Interiormente debían llevar «una camisa empapada en esencias, aceites, y espolvoreada con siete polvos distin­tos; exteriormente una túnica talar de tafilete que el aire contaminado atraviesa con dificultad». Además, un dien­te de ajo en la boca, una esponja en la nariz y gafas que cubran bien los ojos. Júzguese cuán apropiado fuera este terrorífico aparato• para levantar el físico y la moral de las infortunadas víctimas que veían a los encargados de devolverles la salud tan aterrorizados o más que los mis­mos pacientes.

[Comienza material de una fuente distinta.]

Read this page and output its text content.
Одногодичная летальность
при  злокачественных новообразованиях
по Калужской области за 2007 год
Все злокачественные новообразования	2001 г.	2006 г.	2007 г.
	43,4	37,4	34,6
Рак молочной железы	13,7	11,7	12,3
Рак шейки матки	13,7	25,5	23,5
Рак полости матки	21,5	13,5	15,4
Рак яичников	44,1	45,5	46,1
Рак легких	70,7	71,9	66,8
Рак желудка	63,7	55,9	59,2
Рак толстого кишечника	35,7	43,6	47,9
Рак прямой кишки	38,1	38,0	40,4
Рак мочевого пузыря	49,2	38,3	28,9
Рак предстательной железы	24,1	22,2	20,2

El interior de los hospitales distaba mu­cho de ofrecer el aspecto confortable de los grabados de Abraham Bosse con sus lechos de cuatro columnas y aris­tocráticos doseles, en los cuales, sobre almohadas mullidas y entre sábanas de fino lienzo que el buril presenta de blancura deslumbrante, los enfermos sonríen a elegantes visitas.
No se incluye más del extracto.